Medicine Has Lost Its Path

April 17, 2026

A legendary Indian physician makes the case for restoring the human
touch in clinical practice.

India

healthysoch

New Delhi, April 17, 2026:
Mukul Deora & Dr Farokh Udwadia

Indian medicine has never been better equipped. In major cities, patients now walk into
consulting rooms with imaging reports and blood panels in hand before they have described
a single symptom. Multispecialty hospitals compete on the sophistication of their machines,
including genomic panels, AI diagnostics, and robotic surgery that are increasingly part of
routine care. By any measure of infrastructure, the Indian medical profession has caught up
with the world’s best.

However, in a recent podcast conversation with host Mukul Deora, one of the country’s most legendary doctors offered an unsparing verdict on where all this progress has led. Dr. Farokh Udwadia – Padma Bhushan awardee, pioneer of critical care medicine in India, and
Consultant Physician at Breach Candy Hospital since 1964 – argued that medicine, in its
pursuit of science, has quietly submerged its art. “Medicine has lost its path,” he said.
“If there is one man who has seen it all, it’s Dr Farokh Udwadia. The 94-year-old legendary physician sat down with me to explain why he believes the medical system is broken today, what makes a life worth living, and how to sustain curiosity over a lifetime. He also shares his view on the deeper link between health, happiness, and continuous learning. This is the reason I started this podcast.” – Mukul Deora.

Art Submerged by Science
Dr. Udwadia traces the drift to what he calls the mechanisation of medicine: the hubris of
science and technology that has placed machines as the intermediary between doctor and

patient. Technology itself is not the problem, he is careful to note. The problem is that it
begins to replace the doctor’s own senses, judgment, and the relationship the doctor has
with the patient in front of him.

He invoked Sir William Osler, widely regarded as the father of modern medicine, who once
described the practice as an art based on science, composed, in Osler’s words, of the
uncertainty of science and the probability of art. Dr. Udwadia dwells deliberately on the
phrase “uncertainty of science”. Scientific fact in medicine, he points out, is often revised or
overturned within a few years. The march of medicine, he says, is a chronicle of change.
The Symptom and the Story

The clearest case against over-reliance on technology, in his view, is that the report often
tells the wrong story. He recounts a young woman brought to him by her employer for
unexplained seizures. A conversation, not a scan, revealed the cause: she felt she could not
marry because she was the sole financial support for her parents. Once the employer helped
restructure her circumstances, the seizures stopped. She had been unable, Dr. Udwadia
says, to tell anyone what was killing her inside.

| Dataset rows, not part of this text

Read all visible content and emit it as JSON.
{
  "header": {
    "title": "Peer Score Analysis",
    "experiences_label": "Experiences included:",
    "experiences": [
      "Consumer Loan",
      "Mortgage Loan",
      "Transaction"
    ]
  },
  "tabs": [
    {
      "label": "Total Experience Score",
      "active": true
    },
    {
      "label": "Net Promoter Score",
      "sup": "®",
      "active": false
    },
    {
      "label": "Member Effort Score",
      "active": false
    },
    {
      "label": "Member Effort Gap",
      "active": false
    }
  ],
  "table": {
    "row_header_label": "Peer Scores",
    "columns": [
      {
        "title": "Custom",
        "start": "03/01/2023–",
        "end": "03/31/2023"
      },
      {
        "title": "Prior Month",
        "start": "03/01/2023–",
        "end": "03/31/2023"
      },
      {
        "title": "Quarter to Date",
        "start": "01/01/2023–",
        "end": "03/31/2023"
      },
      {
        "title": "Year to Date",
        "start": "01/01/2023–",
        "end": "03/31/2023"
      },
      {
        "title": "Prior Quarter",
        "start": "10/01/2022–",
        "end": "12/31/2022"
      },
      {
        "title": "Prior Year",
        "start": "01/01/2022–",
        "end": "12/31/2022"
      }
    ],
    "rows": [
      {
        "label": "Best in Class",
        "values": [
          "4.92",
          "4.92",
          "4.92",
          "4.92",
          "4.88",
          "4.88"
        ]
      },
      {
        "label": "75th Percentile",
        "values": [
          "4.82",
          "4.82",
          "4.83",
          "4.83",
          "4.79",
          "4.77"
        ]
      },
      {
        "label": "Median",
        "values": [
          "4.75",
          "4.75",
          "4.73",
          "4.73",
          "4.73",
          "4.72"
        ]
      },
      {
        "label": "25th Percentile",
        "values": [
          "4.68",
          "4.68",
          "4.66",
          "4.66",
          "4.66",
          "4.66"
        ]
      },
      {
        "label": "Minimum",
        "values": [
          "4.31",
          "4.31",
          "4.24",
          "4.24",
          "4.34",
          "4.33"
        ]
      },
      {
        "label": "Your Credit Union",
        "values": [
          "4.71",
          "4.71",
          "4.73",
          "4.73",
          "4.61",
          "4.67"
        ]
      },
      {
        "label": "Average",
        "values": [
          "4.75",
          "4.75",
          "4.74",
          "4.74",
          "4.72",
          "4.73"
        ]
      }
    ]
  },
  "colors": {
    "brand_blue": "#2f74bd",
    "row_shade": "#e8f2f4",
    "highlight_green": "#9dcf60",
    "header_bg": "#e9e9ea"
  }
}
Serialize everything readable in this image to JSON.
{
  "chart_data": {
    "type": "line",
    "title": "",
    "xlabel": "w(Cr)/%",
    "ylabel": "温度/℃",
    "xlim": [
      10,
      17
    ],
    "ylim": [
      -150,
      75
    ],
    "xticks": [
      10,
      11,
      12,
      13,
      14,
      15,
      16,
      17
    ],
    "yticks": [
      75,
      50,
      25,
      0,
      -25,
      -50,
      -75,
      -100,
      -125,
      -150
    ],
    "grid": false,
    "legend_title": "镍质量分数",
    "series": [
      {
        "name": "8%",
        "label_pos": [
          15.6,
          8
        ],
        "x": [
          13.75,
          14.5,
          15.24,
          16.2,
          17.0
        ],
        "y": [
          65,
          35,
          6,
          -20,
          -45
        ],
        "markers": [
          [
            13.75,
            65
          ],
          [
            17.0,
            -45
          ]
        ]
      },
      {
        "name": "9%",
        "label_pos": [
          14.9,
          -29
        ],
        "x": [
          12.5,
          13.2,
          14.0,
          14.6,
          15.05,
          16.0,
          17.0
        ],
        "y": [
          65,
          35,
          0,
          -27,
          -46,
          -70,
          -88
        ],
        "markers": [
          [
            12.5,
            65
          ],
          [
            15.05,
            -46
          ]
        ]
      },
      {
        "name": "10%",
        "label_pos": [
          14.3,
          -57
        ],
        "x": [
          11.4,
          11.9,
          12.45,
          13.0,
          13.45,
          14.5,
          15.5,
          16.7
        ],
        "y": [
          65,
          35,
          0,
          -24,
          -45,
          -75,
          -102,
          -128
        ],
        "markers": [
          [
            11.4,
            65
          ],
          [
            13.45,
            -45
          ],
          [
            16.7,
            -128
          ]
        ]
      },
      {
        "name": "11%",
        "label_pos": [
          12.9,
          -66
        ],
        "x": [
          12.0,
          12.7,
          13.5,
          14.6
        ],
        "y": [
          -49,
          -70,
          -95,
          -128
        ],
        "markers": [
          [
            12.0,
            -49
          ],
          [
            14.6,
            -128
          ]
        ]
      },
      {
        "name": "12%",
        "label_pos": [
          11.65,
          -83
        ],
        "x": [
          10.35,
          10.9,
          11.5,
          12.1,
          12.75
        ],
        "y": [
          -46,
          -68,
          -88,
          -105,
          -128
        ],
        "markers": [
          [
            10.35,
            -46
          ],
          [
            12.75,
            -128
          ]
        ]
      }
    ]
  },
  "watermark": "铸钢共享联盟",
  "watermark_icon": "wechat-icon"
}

He recounts another patient, sent to him by a cardiologist who had advised an angiogram for persistent chest pain. On taking her history, Dr. Udwadia found that the pain had begun the month her father died. It was grief, not cardiac disease. Twenty tests would likely have been ordered before anyone thought to ask.

A third case involved a young woman who had not slept for six weeks. Psychiatrists had
prescribed medication; she had stopped taking it. Dr. Udwadia prescribed Mozart’s clarinet
concerto, a piece that had, he told her, shown an effect in people struggling with anxiety and sleep. She returned three weeks later, sleeping.

Why Empathy Cannot Be Scripted
Medical schools in the United Kingdom, Dr. Udwadia notes, have begun teaching empathy
as part of the curriculum. He is dismissive of the idea. Empathy, in his view, cannot be
installed by instruction. A really ill patient, he says, has antennae and will distinguish
immediately between a doctor who is genuinely concerned and one who is going through the motions.

The broader prescription, he argues, is for doctors to cultivate themselves as human beings
before they cultivate themselves as specialists. A knowledge of the humanities, literature,
poetry, philosophy, and history makes a better physician, because all of them, like medicine, are ultimately the study of man.

A Profession at a Turning Point
Dr. Udwadia’s worry, delivered without drama, is that the human touch will continue to
recede as Indian medicine advances further into technology. The machine, he fears, will not
only mediate the consultation; it will come to command more of the patient’s trust than the
doctor himself.

His hope rests in the next generation. Medicine, he reminds them, is an altruistic profession. The patient comes first. And the art, for all that it resists measurement, remains the part of the work that no machine can replicate.